Leading a college of medical education may actually require extending the whitewater metaphor to include the high falls many deans feel are just beyond the next bend. Confronted by a landscape in which fee-for-service is challenged and dealing with illness and injury is expected to change to preventing and avoiding both, medical colleges are tasked with finding ways to educate students in very different ways, including adding more to an already-stretched program of training. Containing costs to students thus assumes enormous importance.
Moreover, the Affordable Care Act (ACA) focuses very much on primary care physicians as opposed to specialists. But the aging of America creates medical needs that at least for the foreseeable future requires specialization or else patient wait times will grow or the elderly will have the burden of traveling greater distances to obtain care. Responding to which demand becomes problematic and influences an array of choices a dean of medicine has to make, including faculty hiring and facilities.
Some of these challenges are not entirely new. What is new is the scope and the rate of change with which the medical dean must contend. Technology has long been a source of change for medicine, but now technology is challenging the way faculty teach and students learn as well. Virtual reality, for example, could alter established pedagogy and not just didactics but also clinical experiences.
Technology is also changing patient-physician relationships, with more and more individual information available to each patient. Artificial intelligence can expedite the transfer of information from patient to physician and expand the opportunity for person-to-person engagement.
Health-care analytics made possible by electronic records and advances in computing are already beginning to identify parts of the health-care continuum that add costs without a commensurate return on the resources being invested in that aspect of care. While no one yet sees in health care or medical education what Buckminster Fuller called “ephemeralization” – technological advances that enable us to do more and more with less and less – it is possible to envision a time in which the art and science of medicine are vastly improved as a result of technology. Whether the social and economic structures of health care can adapt to such change remains to be seen.
All of this and more fall within the purview of the dean of medicine; not to the granular level but as strategic opportunities and threats not easily denied.

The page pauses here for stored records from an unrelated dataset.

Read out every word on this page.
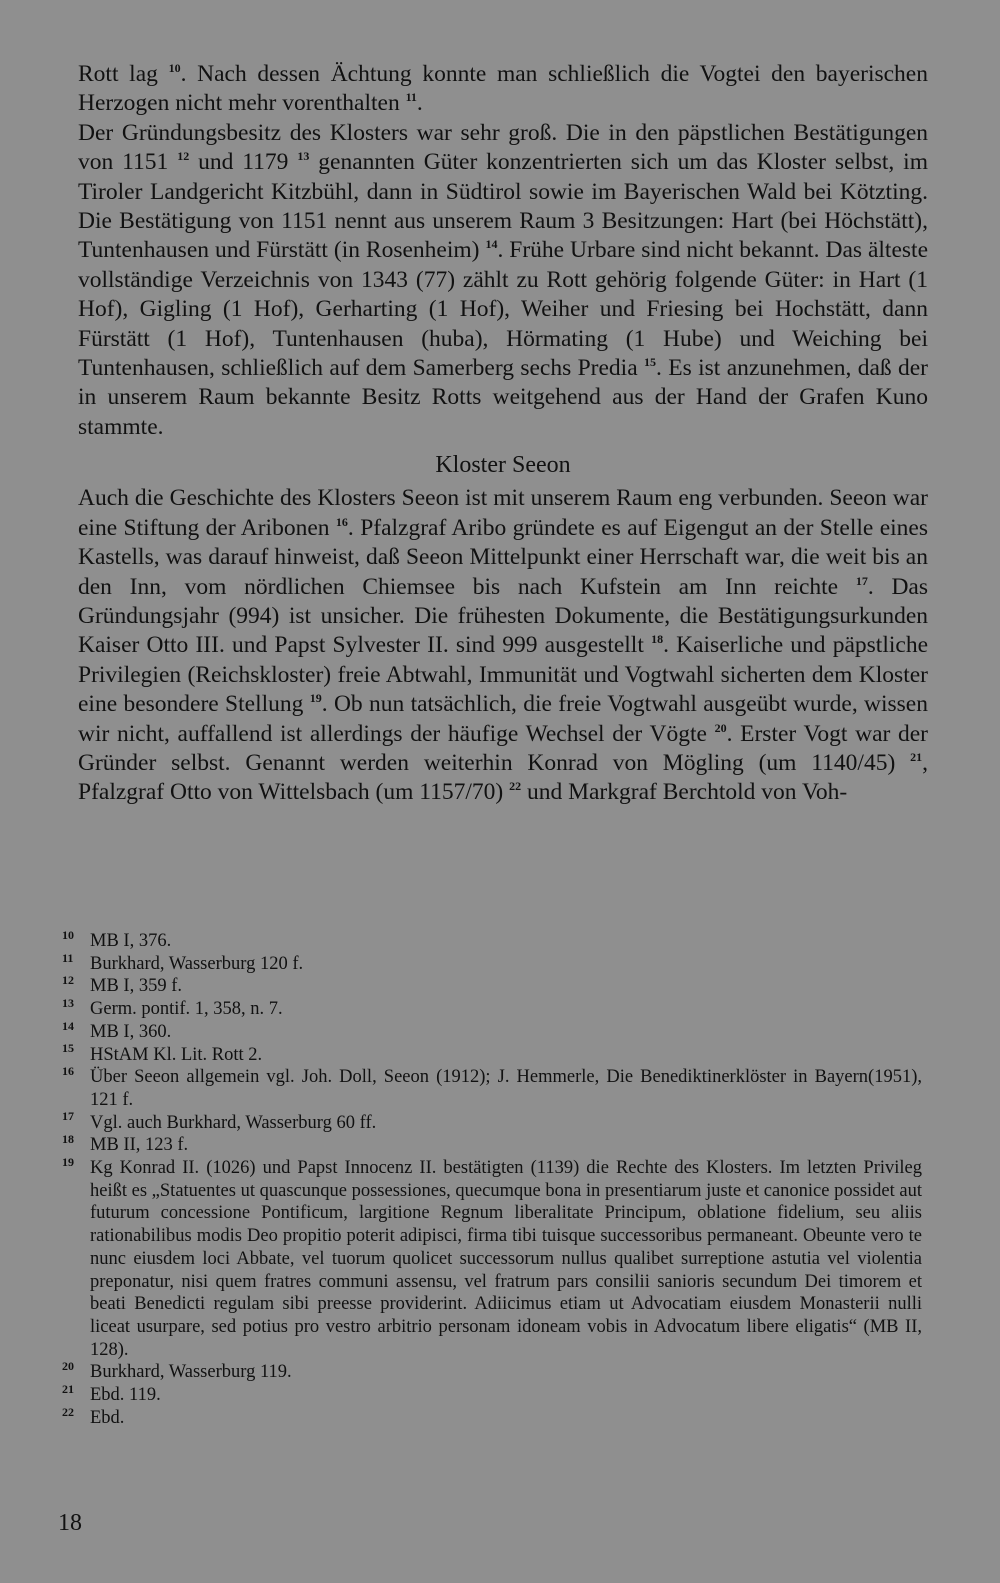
Rott lag $^{10}$. Nach dessen Ächtung konnte man schließlich die Vogtei den bayerischen Herzogen nicht mehr vorenthalten $^{11}$.

Der Gründungsbesitz des Klosters war sehr groß. Die in den päpstlichen Bestätigungen von 1151 $^{12}$ und 1179 $^{13}$ genannten Güter konzentrierten sich um das Kloster selbst, im Tiroler Landgericht Kitzbühl, dann in Südtirol sowie im Bayerischen Wald bei Kötzting. Die Bestätigung von 1151 nennt aus unserem Raum 3 Besitzungen: Hart (bei Höchstätt), Tuntenhausen und Fürstätt (in Rosenheim) $^{14}$. Frühe Urbare sind nicht bekannt. Das älteste vollständige Verzeichnis von 1343 (77) zählt zu Rott gehörig folgende Güter: in Hart (1 Hof), Gigling (1 Hof), Gerharting (1 Hof), Weiher und Friesing bei Hochstätt, dann Fürstätt (1 Hof), Tuntenhausen (huba), Hörmating (1 Hube) und Weiching bei Tuntenhausen, schließlich auf dem Samerberg sechs Predia $^{15}$. Es ist anzunehmen, daß der in unserem Raum bekannte Besitz Rotts weitgehend aus der Hand der Grafen Kuno stammte.

Kloster Seeon

Auch die Geschichte des Klosters Seeon ist mit unserem Raum eng verbunden. Seeon war eine Stiftung der Aribonen $^{16}$. Pfalzgraf Aribo gründete es auf Eigengut an der Stelle eines Kastells, was darauf hinweist, daß Seeon Mittelpunkt einer Herrschaft war, die weit bis an den Inn, vom nördlichen Chiemsee bis nach Kufstein am Inn reichte $^{17}$. Das Gründungsjahr (994) ist unsicher. Die frühesten Dokumente, die Bestätigungsurkunden Kaiser Otto III. und Papst Sylvester II. sind 999 ausgestellt $^{18}$. Kaiserliche und päpstliche Privilegien (Reichskloster) freie Abtwahl, Immunität und Vogtwahl sicherten dem Kloster eine besondere Stellung $^{19}$. Ob nun tatsächlich, die freie Vogtwahl ausgeübt wurde, wissen wir nicht, auffallend ist allerdings der häufige Wechsel der Vögte $^{20}$. Erster Vogt war der Gründer selbst. Genannt werden weiterhin Konrad von Mögling (um 1140/45) $^{21}$, Pfalzgraf Otto von Wittelsbach (um 1157/70) $^{22}$ und Markgraf Berchtold von Voh-

10 MB I, 376.

11 Burkhard, Wasserburg 120 f.

12 MB I, 359 f.

13 Germ. pontif. 1, 358, n. 7.

14 MB I, 360.

15 HStAM Kl. Lit. Rott 2.

16 Über Seeon allgemein vgl. Joh. Doll, Seeon (1912); J. Hemmerle, Die Benediktinerklöster in Bayern(1951), 121 f.

17 Vgl. auch Burkhard, Wasserburg 60 ff.

18 MB II, 123 f.

19 Kg Konrad II. (1026) und Papst Innocenz II. bestätigten (1139) die Rechte des Klosters. Im letzten Privileg heißt es „Statuentes ut quascunque possessiones, quecumque bona in presentiarum juste et canonice possidet aut futurum concessione Pontificum, largitione Regnum liberalitate Principum, oblatione fidelium, seu aliis rationabilibus modis Deo propitio poterit adipisci, firma tibi tuisque successoribus permaneant. Obeunte vero te nunc eiusdem loci Abbate, vel tuorum quolicet successorum nullus qualibet surreptione astutia vel violentia preponatur, nisi quem fratres communi assensu, vel fratrum pars consilii sanioris secundum Dei timorem et beati Benedicti regulam sibi preesse providerint. Adiicimus etiam ut Advocatiam eiusdem Monasterii nulli liceat usurpare, sed potius pro vestro arbitrio personam idoneam vobis in Advocatum libere eligatis“ (MB II, 128).

20 Burkhard, Wasserburg 119.

21 Ebd. 119.

22 Ebd.

18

The sorts of medical deans needed for such a brave, new world must be strategic and possess the sort of macro-level understanding of the forces at work in health care and medical education. S/he must be a change agent but never forget how hard change is on most of the people encountered in everyday life.

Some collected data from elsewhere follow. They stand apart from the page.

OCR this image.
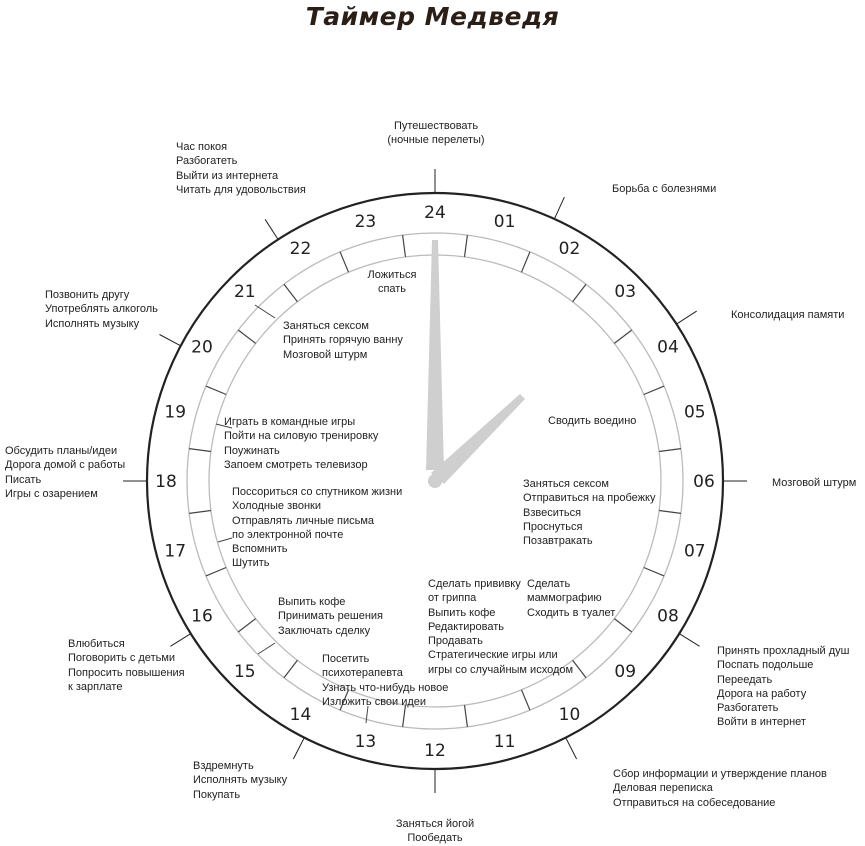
Таймер Медведя
24	01
02
03
04
05
06
07
08
09
10
11
12
13
14
15
16
17
18
19
20
21
22
23
Путешествовать
(ночные перелеты)
Борьба с болезнями
Консолидация памяти
Мозговой штурм
Принять прохладный душ
Поспать подольше
Переедать
Дорога на работу
Разбогатеть
Войти в интернет
Сбор информации и утверждение планов
Деловая переписка
Отправиться на собеседование
Заняться йогой
Пообедать
Вздремнуть
Исполнять музыку
Покупать
Влюбиться
Поговорить с детьми
Попросить повышения
к зарплате
Обсудить планы/идеи
Дорога домой с работы
Писать
Игры с озарением
Позвонить другу
Употреблять алкоголь
Исполнять музыку
Час покоя
Разбогатеть
Выйти из интернета
Читать для удовольствия
Ложиться
спать
Заняться сексом
Принять горячую ванну
Мозговой штурм
Играть в командные игры
Пойти на силовую тренировку
Поужинать
Запоем смотреть телевизор
Поссориться со спутником жизни
Холодные звонки
Отправлять личные письма
по электронной почте
Вспомнить
Шутить
Выпить кофе
Принимать решения
Заключать сделку
Посетить
психотерапевта
Узнать что-нибудь новое
Изложить свои идеи
Сделать прививку
от гриппа
Выпить кофе
Редактировать
Продавать
Стратегические игры или
игры со случайным исходом
Сделать
маммографию
Сходить в туалет
Сводить воедино
Заняться сексом
Отправиться на пробежку
Взвеситься
Проснуться
Позавтракать
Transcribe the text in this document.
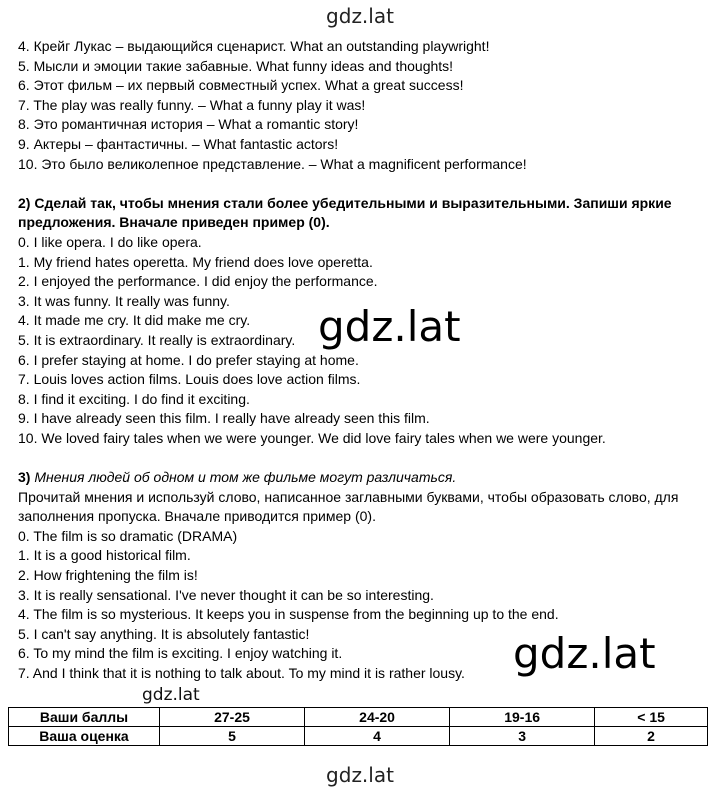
gdz.lat
4. Крейг Лукас – выдающийся сценарист. What an outstanding playwright!
5. Мысли и эмоции такие забавные. What funny ideas and thoughts!
6. Этот фильм – их первый совместный успех. What a great success!
7. The play was really funny. – What a funny play it was!
8. Это романтичная история – What a romantic story!
9. Актеры – фантастичны. – What fantastic actors!
10. Это было великолепное представление. – What a magnificent performance!
2) Сделай так, чтобы мнения стали более убедительными и выразительными. Запиши яркие предложения. Вначале приведен пример (0).
0. I like opera. I do like opera.
1. My friend hates operetta. My friend does love operetta.
2. I enjoyed the performance. I did enjoy the performance.
3. It was funny. It really was funny.
4. It made me cry. It did make me cry.
5. It is extraordinary. It really is extraordinary.
6. I prefer staying at home. I do prefer staying at home.
7. Louis loves action films. Louis does love action films.
8. I find it exciting. I do find it exciting.
9. I have already seen this film. I really have already seen this film.
10. We loved fairy tales when we were younger. We did love fairy tales when we were younger.
3) Мнения людей об одном и том же фильме могут различаться.
Прочитай мнения и используй слово, написанное заглавными буквами, чтобы образовать слово, для заполнения пропуска. Вначале приводится пример (0).
0. The film is so dramatic (DRAMA)
1. It is a good historical film.
2. How frightening the film is!
3. It is really sensational. I've never thought it can be so interesting.
4. The film is so mysterious. It keeps you in suspense from the beginning up to the end.
5. I can't say anything. It is absolutely fantastic!
6. To my mind the film is exciting. I enjoy watching it.
7. And I think that it is nothing to talk about. To my mind it is rather lousy.
gdz.lat
gdz.lat
gdz.lat
Ваши баллы	27-25	24-20	19-16	< 15
Ваша оценка	5	4	3	2
gdz.lat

Deans of medicine cannot “protect” anyone from the forces of change already at work on both medicine and education any more than a kayaker can slow the rush of whitewater or soften the boulders that will be encountered. But medical colleges are not battleships (though to some deans they may well seem so) that can only be steered incrementally and they are not new and fragile institutions. Vision, very clear vision is required and yet the future is no less volatile than the recent past, so risk is, of necessity, everpresent.
Medical education needs leaders who can understand that “[t]o some extent. . ., everybody is resistant to change. . . . Leadership is about doing what you think is right and then building a constituency behind it” (Michael Bloomberg, 2012).
Albert Lee and Eric Hoyle, “Who Will Become a Successful Dean of Faculty of Medicine: Academic or Clinician or Administrator,” Medical Teacher (July 2009).
Eugene Rich, Diane Magrane and Darrell Kirch, “Qualities of the Medical School Dean: Insights from the Literature,” Academic Medicine (May 2008).